Poezibao publie cette note sur un livre qui est un peu en dehors de son champ habituel. en raison de cette proposition tout à fait convaincante de son auteur, Philippe Fumery : « en lisant le dernier livre d'Annie Ernaux, Mémoire de Fille, j'ai trouvé de réels échos à ce qu'écrit Ryoko Sekiguchi, notamment son conseil d'enregistrer la voix de ceux qui nous sont chers, et cette idée de la présence d'une voix*.
Ici, Ernaux s'interroge sur sa propre voix, à 18 ans, ou celle de cette jeune fille qu'elle a été - dont l'auteur dit "cette fille n'est pas moi mais elle est réelle en moi. Une sorte de présence réelle" (p. 22). Et à la voix de ceux qui partageaient cette expérience de l'été 1958. Bien sûr, Annie Ernaux n'est pas a priori poète, même si elle évoque son rapport de jeunesse à la lecture de la poésie. Mais elle a un vrai questionnement sur la création, sur l'écriture, qui structure notamment ce dernier volume de son œuvre.
Annie Ernaux : entendre leur voix, un thème pour avancer ?
Elle se revoit, ou plutôt elle voit Annie Duchesne, débarquant du train, « provinciale de classe moyenne » (23). Elle sait « ce que ressent cette fille à ce moment précis, je connais son désir… » (24).
Mais il reste une limite à ce travail de mémoire : « Je la vois, mais je ne l’entends pas. Il n’existe aucun enregistrement de ma voix de 1958, et la mémoire retranscrit sous une forme muette les paroles qu’on a prononcées soi-même » (24).
Elle va imaginer, cinquante ans plus tard, rechercher ses anciens collègues. Et d’abord dans l’annuaire téléphonique :
« Je ne voulais qu’une chose au fond, entendre leur voix, même s’il y avait peu de chances que je la reconnaisse, avoir une preuve physique, sensible, de leur existence. Comme si j’avais besoin qu’ils soient vivants pour continuer d’écrire » (38).
Et puis, elle devra aller plus loin, se risquer à rechercher le numéro de téléphone de celui qu’elle désigne comme son premier amant, le responsable de la colonie, H. Toute la page 75 serait à citer. D’abord la chose lui paraît simple :
« Ainsi il me suffirait de composer ce numéro pour entendre la voix entendue pour la dernière fois en septembre 1958. La voix réelle ».

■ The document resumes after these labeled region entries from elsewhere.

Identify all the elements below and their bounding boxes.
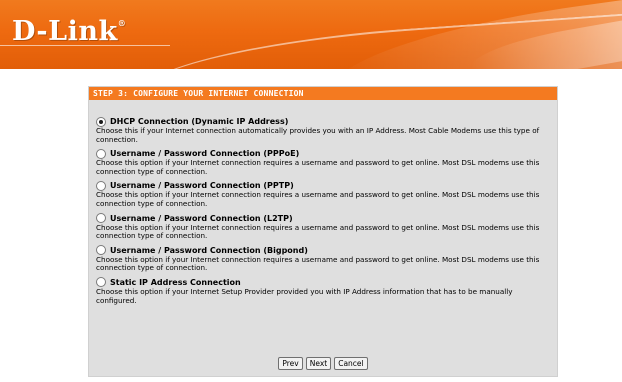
connection-options: DHCP Connection (Dynamic IP Address) Cho…: [96, 116, 551, 309]
option-description: Choose this option if your Internet conn…: [96, 158, 540, 176]
wizard-panel: STEP 3: CONFIGURE YOUR INTERNET CONNECTI…: [88, 86, 558, 377]
next-button[interactable]: Next: [305, 357, 332, 370]
option-title: Static IP Address Connection: [110, 277, 241, 287]
option-l2tp: Username / Password Connection (L2TP) Ch…: [96, 213, 551, 241]
option-title: DHCP Connection (Dynamic IP Address): [110, 117, 289, 126]
option-description: Choose this option if your Internet conn…: [96, 254, 540, 273]
wizard-buttons: Prev Next Cancel: [89, 357, 557, 370]
option-pppoe: Username / Password Connection (PPPoE) C…: [96, 148, 551, 176]
step-title: STEP 3: CONFIGURE YOUR INTERNET CONNECTI…: [89, 87, 557, 100]
radio-dhcp[interactable]: [96, 116, 106, 127]
radio-bigpond[interactable]: [96, 245, 106, 256]
option-title: Username / Password Connection (L2TP): [110, 213, 293, 223]
radio-pptp[interactable]: [96, 180, 106, 191]
dlink-logo: D-Link®: [12, 16, 126, 47]
option-description: Choose this option if your Internet Setu…: [96, 286, 513, 305]
radio-pppoe[interactable]: [96, 148, 106, 159]
option-title: Username / Password Connection (Bigpond): [110, 245, 308, 255]
option-description: Choose this option if your Internet conn…: [96, 222, 540, 241]
option-static-ip: Static IP Address Connection Choose this…: [96, 277, 551, 305]
option-pptp: Username / Password Connection (PPTP) Ch…: [96, 180, 551, 208]
option-description: Choose this option if your Internet conn…: [96, 190, 540, 208]
prev-button[interactable]: Prev: [278, 357, 303, 370]
option-dhcp: DHCP Connection (Dynamic IP Address) Cho…: [96, 116, 551, 144]
option-title: Username / Password Connection (PPTP): [110, 181, 294, 191]
logo-registered-mark: ®: [117, 18, 127, 28]
option-l2tp-label[interactable]: Username / Password Connection (L2TP): [96, 213, 551, 224]
logo-text: D-Link: [12, 16, 118, 47]
radio-static-ip[interactable]: [96, 277, 106, 288]
header-banner: D-Link®: [0, 0, 622, 69]
cancel-button[interactable]: Cancel: [334, 357, 368, 370]
option-title: Username / Password Connection (PPPoE): [110, 149, 300, 159]
radio-l2tp[interactable]: [96, 213, 106, 224]
option-description: Choose this if your Internet connection …: [96, 126, 540, 144]
option-bigpond: Username / Password Connection (Bigpond)…: [96, 245, 551, 273]
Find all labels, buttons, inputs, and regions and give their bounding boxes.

Mais Annie Ernaux se ravise :
« La simplicité du geste m’a paru effrayante. De m’imaginer le faire m’a remplie d’une sorte de terreur ».
Cette terreur n’est pas neuve, Annie Ernaux l’a connue dans une autre épreuve marquante, qui a occupé une place importante dans sa vie et son œuvre :
« Celle qu’il m’est arrivé de ressentir dans les mois qui ont suivi la mort de ma mère à la pensée que, en décrochant le téléphone, je pourrais entendre sa voix ».

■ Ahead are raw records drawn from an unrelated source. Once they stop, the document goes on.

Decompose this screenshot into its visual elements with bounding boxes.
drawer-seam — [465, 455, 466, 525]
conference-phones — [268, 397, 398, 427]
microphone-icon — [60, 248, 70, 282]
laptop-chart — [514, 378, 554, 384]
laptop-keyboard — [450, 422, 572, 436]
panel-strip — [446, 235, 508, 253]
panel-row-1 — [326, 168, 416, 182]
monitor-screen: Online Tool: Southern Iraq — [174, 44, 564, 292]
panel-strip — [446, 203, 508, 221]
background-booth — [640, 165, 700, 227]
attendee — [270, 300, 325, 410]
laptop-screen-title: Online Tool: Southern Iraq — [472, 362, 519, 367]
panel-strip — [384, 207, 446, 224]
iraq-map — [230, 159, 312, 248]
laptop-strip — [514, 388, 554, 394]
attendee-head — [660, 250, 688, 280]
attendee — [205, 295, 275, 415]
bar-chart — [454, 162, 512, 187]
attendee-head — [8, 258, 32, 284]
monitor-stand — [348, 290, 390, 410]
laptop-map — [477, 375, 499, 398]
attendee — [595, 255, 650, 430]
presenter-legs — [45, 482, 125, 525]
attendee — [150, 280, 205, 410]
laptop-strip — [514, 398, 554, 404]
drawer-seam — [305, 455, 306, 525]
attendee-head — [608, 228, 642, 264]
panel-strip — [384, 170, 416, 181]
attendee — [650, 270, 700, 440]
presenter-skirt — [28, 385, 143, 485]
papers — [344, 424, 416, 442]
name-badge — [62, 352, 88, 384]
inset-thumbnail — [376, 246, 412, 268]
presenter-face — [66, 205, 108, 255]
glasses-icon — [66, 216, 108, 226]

Cette expérience atteindrait sa limite : « Comme franchir une frontière interdite ».
Annie Ernaux est déstabilisée, au point qu’elle avoue ceci :
« J’étais entre l’effroi et le désir comme dans une expérience spirite ».
L’enjeu, pour l’auteure, c’est la distance des 50 années, et son abolition. Ce qui est valable pour la voix de la mère, l’est aussi pour celle de H. :
« Le pouvoir que j’attribuais à cette voix de métamorphoser mon être d’aujourd’hui en celui de 58 était forcément une illusion quasi mystique, celle de croire atteindre sans effort, dans un court-circuit miraculeux du temps, la fille de 58 ».

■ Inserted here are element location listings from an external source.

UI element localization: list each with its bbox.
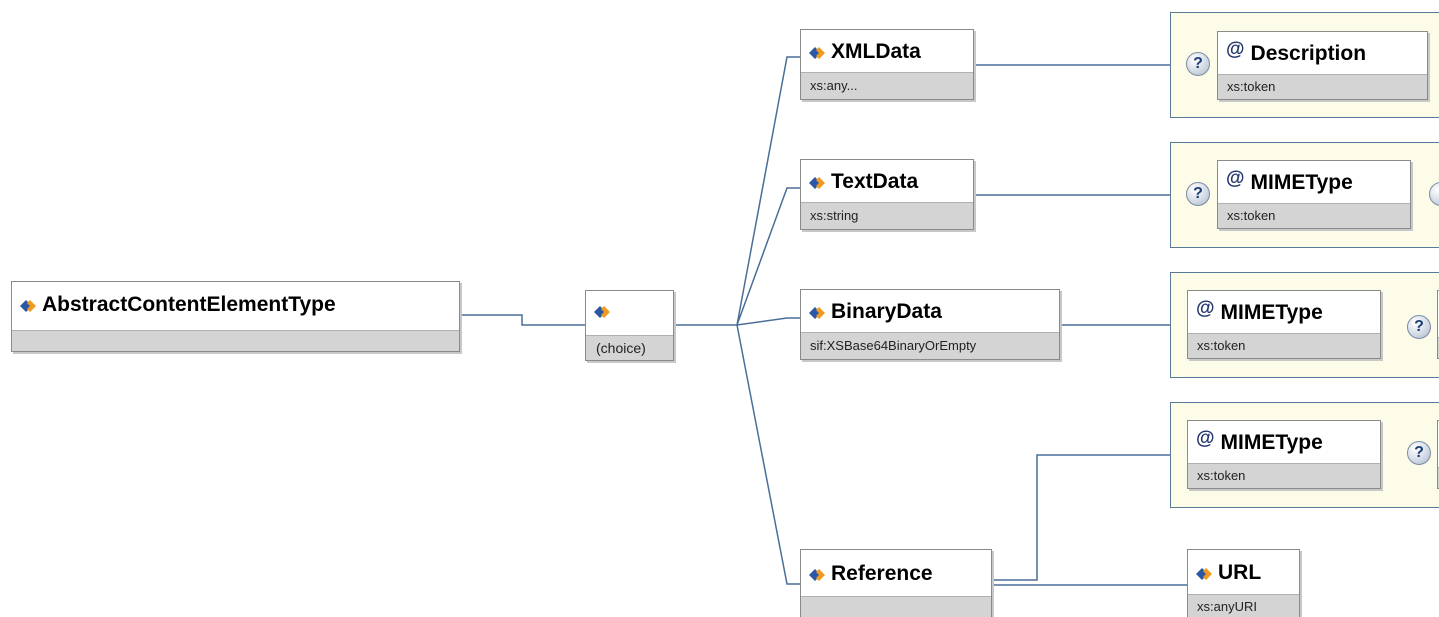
reference-attributes-group: @ MIMEType xs:token ? [1170, 402, 1439, 508]
element-icon [1196, 567, 1212, 580]
root-element-type [12, 330, 459, 351]
xmldata-name: XMLData [831, 40, 921, 63]
connector-fan-xmldata [736, 56, 800, 326]
optional-question-icon: ? [1186, 52, 1210, 76]
element-icon [809, 568, 825, 581]
element-icon [809, 306, 825, 319]
element-icon [809, 176, 825, 189]
mimetype-attribute[interactable]: @ MIMEType xs:token [1187, 420, 1381, 489]
mimetype-name: MIMEType [1220, 431, 1323, 454]
binarydata-element[interactable]: BinaryData sif:XSBase64BinaryOrEmpty [800, 289, 1060, 360]
root-element[interactable]: AbstractContentElementType [11, 281, 460, 352]
mimetype-type: xs:token [1188, 463, 1380, 488]
element-icon [809, 46, 825, 59]
description-attribute[interactable]: @ Description xs:token [1217, 31, 1428, 100]
connector-reference-attrs [992, 454, 1170, 581]
connector-fan-reference [736, 324, 800, 585]
connector-fan-binarydata [736, 317, 800, 326]
description-type: xs:token [1218, 74, 1427, 99]
binarydata-attributes-group: @ MIMEType xs:token ? [1170, 272, 1439, 378]
mimetype-attribute[interactable]: @ MIMEType xs:token [1217, 160, 1411, 229]
attribute-at-icon: @ [1226, 167, 1245, 189]
mimetype-attribute[interactable]: @ MIMEType xs:token [1187, 290, 1381, 359]
reference-element[interactable]: Reference [800, 549, 992, 617]
mimetype-name: MIMEType [1250, 171, 1353, 194]
mimetype-type: xs:token [1218, 203, 1410, 228]
root-element-name: AbstractContentElementType [42, 293, 336, 316]
reference-name: Reference [831, 562, 933, 585]
attribute-at-icon: @ [1196, 297, 1215, 319]
optional-question-icon: ? [1407, 441, 1431, 465]
description-name: Description [1250, 42, 1367, 65]
optional-question-icon-partial [1429, 182, 1439, 206]
optional-question-icon: ? [1407, 315, 1431, 339]
xmldata-type: xs:any... [801, 72, 973, 99]
optional-question-icon: ? [1186, 182, 1210, 206]
url-name: URL [1218, 561, 1262, 584]
url-element[interactable]: URL xs:anyURI [1187, 549, 1300, 617]
xmldata-element[interactable]: XMLData xs:any... [800, 29, 974, 100]
textdata-name: TextData [831, 170, 919, 193]
textdata-element[interactable]: TextData xs:string [800, 159, 974, 230]
attribute-at-icon: @ [1196, 427, 1215, 449]
xmldata-attributes-group: ? @ Description xs:token [1170, 12, 1439, 118]
textdata-attributes-group: ? @ MIMEType xs:token [1170, 142, 1439, 248]
attribute-at-icon: @ [1226, 38, 1245, 60]
url-type: xs:anyURI [1188, 594, 1299, 617]
schema-diagram-canvas: AbstractContentElementType (choice) XMLD… [0, 0, 1439, 617]
choice-icon [594, 305, 610, 318]
element-icon [20, 299, 36, 312]
connector-root-choice [460, 314, 585, 326]
mimetype-name: MIMEType [1220, 301, 1323, 324]
connector-fan-textdata [736, 187, 800, 326]
mimetype-type: xs:token [1188, 333, 1380, 358]
choice-compositor[interactable]: (choice) [585, 290, 674, 361]
reference-type [801, 596, 991, 617]
choice-type: (choice) [586, 335, 673, 360]
textdata-type: xs:string [801, 202, 973, 229]
binarydata-type: sif:XSBase64BinaryOrEmpty [801, 332, 1059, 359]
binarydata-name: BinaryData [831, 300, 942, 323]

Mais Annie Ernaux revient à des expériences plus terre à terre, se rappelant qu’elle n’avait pas reconnu la voix de son ex-mari dans une ancienne vidéo, et conclut : « Finalement j’encourais plus une déception qu’un danger en appelant H. »
Philippe Fumery
*livre évoqué notamment ici, dans le Flotoir.